En su voto, Barroetaveña sostuvo que supeditar el derecho a la reparación a la constitución previa como actor civil resulta incompatible con los compromisos internacionales asumidos por la Argentina en materia de protección de las víctimas. Hornos, por su parte, calificó esa exigencia como "extremadamente formalista" y contraria a los estándares nacionales e internacionales.

El caso

La investigación determinó que el 10 de noviembre de 2022 la víctima fue interceptada en la plaza de Mercedes, en Lules, por tres hombres que la obligaron a subir a un automóvil y la trasladaron a distintos domicilios, donde permaneció cautiva.

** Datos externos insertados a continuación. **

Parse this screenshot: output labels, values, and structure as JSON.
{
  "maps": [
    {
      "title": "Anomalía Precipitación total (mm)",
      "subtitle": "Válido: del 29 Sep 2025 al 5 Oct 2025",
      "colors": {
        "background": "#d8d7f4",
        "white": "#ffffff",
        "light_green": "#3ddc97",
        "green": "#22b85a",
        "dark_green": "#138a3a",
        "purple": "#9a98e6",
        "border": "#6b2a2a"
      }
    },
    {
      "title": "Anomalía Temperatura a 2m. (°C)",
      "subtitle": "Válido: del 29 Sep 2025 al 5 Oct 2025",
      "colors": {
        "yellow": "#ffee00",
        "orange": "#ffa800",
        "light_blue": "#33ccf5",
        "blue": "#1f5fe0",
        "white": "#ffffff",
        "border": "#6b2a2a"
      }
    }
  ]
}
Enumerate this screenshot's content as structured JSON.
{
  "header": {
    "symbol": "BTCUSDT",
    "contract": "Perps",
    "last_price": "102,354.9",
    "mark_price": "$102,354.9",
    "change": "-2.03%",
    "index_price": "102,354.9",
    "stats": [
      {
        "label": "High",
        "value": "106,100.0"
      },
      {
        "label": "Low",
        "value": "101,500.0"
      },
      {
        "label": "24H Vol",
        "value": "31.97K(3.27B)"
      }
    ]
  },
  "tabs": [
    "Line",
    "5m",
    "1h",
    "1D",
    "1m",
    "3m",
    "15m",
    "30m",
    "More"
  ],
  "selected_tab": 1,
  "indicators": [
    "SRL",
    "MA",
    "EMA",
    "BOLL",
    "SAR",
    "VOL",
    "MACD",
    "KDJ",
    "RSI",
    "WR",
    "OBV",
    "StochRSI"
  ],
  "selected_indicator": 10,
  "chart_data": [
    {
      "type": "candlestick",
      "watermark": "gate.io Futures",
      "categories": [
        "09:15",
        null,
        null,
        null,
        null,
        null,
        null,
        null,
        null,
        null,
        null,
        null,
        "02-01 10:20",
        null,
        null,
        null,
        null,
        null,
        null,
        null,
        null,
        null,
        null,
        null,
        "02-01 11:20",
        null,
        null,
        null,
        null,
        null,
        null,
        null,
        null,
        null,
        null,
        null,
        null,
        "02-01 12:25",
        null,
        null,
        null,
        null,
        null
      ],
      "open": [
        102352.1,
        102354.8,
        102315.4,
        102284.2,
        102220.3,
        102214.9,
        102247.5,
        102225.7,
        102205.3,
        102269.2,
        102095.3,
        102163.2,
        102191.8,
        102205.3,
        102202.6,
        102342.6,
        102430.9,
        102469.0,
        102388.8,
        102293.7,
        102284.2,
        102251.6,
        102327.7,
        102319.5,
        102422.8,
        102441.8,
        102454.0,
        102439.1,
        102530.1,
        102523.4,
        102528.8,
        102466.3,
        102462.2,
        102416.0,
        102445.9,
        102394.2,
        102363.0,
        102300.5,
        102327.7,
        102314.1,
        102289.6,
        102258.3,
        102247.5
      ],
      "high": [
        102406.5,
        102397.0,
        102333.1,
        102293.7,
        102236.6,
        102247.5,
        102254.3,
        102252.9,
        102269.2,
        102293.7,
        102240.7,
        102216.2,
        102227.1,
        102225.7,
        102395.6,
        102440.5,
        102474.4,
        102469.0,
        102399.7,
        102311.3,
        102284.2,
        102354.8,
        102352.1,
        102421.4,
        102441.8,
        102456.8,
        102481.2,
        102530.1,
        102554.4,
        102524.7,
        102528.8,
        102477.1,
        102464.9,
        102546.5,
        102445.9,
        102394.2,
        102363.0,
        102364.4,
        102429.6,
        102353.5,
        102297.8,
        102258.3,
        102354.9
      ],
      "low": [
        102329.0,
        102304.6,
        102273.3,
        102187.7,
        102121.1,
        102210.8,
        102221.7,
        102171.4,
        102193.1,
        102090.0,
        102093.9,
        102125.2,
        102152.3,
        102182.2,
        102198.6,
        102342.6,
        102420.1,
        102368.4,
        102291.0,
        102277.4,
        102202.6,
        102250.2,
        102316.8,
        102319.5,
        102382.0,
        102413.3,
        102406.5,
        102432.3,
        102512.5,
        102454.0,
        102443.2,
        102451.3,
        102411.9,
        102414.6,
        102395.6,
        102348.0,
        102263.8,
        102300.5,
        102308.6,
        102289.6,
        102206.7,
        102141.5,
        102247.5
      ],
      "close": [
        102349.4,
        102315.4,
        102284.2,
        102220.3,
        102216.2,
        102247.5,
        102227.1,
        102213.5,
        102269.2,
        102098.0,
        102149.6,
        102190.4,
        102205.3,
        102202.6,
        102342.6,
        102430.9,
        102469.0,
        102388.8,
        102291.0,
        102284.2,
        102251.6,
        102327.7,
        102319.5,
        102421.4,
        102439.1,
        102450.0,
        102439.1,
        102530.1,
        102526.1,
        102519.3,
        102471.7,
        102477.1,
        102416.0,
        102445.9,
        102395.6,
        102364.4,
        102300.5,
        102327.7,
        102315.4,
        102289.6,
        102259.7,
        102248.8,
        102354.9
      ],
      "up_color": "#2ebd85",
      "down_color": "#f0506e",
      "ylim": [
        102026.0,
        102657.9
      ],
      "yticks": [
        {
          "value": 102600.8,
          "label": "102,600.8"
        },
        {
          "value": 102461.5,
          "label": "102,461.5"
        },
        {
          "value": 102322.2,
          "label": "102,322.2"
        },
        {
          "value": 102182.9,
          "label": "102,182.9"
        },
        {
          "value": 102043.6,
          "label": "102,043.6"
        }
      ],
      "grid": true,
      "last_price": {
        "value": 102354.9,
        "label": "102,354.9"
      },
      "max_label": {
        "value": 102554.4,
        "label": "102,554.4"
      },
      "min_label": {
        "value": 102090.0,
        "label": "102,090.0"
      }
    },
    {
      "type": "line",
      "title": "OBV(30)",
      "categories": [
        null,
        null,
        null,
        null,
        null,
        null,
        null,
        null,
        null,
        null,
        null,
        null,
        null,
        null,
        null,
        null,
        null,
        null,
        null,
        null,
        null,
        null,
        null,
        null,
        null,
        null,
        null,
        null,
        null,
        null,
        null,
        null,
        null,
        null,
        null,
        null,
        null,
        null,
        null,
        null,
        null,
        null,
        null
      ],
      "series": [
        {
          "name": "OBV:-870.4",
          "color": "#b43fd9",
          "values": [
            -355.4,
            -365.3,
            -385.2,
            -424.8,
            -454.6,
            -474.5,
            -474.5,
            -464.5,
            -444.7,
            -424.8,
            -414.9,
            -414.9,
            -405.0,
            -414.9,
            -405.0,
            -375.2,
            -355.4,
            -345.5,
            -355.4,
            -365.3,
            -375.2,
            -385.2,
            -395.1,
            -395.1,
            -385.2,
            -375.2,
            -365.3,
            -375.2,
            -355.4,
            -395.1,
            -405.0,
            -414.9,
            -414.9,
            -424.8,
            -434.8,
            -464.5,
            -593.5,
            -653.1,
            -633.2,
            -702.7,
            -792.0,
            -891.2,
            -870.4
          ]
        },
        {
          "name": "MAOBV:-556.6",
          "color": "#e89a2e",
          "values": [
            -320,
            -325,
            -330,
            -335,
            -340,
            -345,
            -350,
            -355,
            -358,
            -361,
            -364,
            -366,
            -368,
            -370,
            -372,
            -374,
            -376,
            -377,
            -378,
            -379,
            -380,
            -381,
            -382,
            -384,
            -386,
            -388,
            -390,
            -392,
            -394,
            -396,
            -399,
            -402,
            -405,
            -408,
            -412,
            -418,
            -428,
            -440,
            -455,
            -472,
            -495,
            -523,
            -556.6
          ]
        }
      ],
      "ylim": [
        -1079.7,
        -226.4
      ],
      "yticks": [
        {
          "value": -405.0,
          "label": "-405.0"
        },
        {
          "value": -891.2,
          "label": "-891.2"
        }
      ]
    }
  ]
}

Durante el cautiverio fue golpeada y sometida a torturas, entre ellas quemaduras con una plancha y lesiones provocadas con una pinza.

El juicio también acreditó que una mujer policía colaboró con los captores y que, mientras el hombre permanecía secuestrado, los acusados se comunicaron con su pareja para exigirle dinero bajo el argumento de una supuesta deuda vinculada a criptoactivos. Finalmente, la víctima fue liberada sin que se efectuara ningún pago.

El planteo de la Fiscalía

La fiscal general Indiana Garzón recurrió el rechazo de la reparación al sostener que el Tribunal Oral había interpretado erróneamente el artículo 29 del Código Penal, que habilita a los jueces a ordenar la reparación del daño material y moral dentro del proceso penal sin exigir que las víctimas se constituyan previamente como actores civiles.

El planteo fue respaldado ante Casación por el fiscal general Javier De Luca, quien sostuvo que ese derecho puede ser reconocido dentro del proceso penal cuando corresponda.

La Cámara de Casación hizo lugar a ese planteo y ordenó que el TOF de Tucumán emita un nuevo fallo sobre la reparación integral, aunque dejó firmes la calificación legal de los hechos, las condenas impuestas y el rechazo de los recursos presentados por las defensas.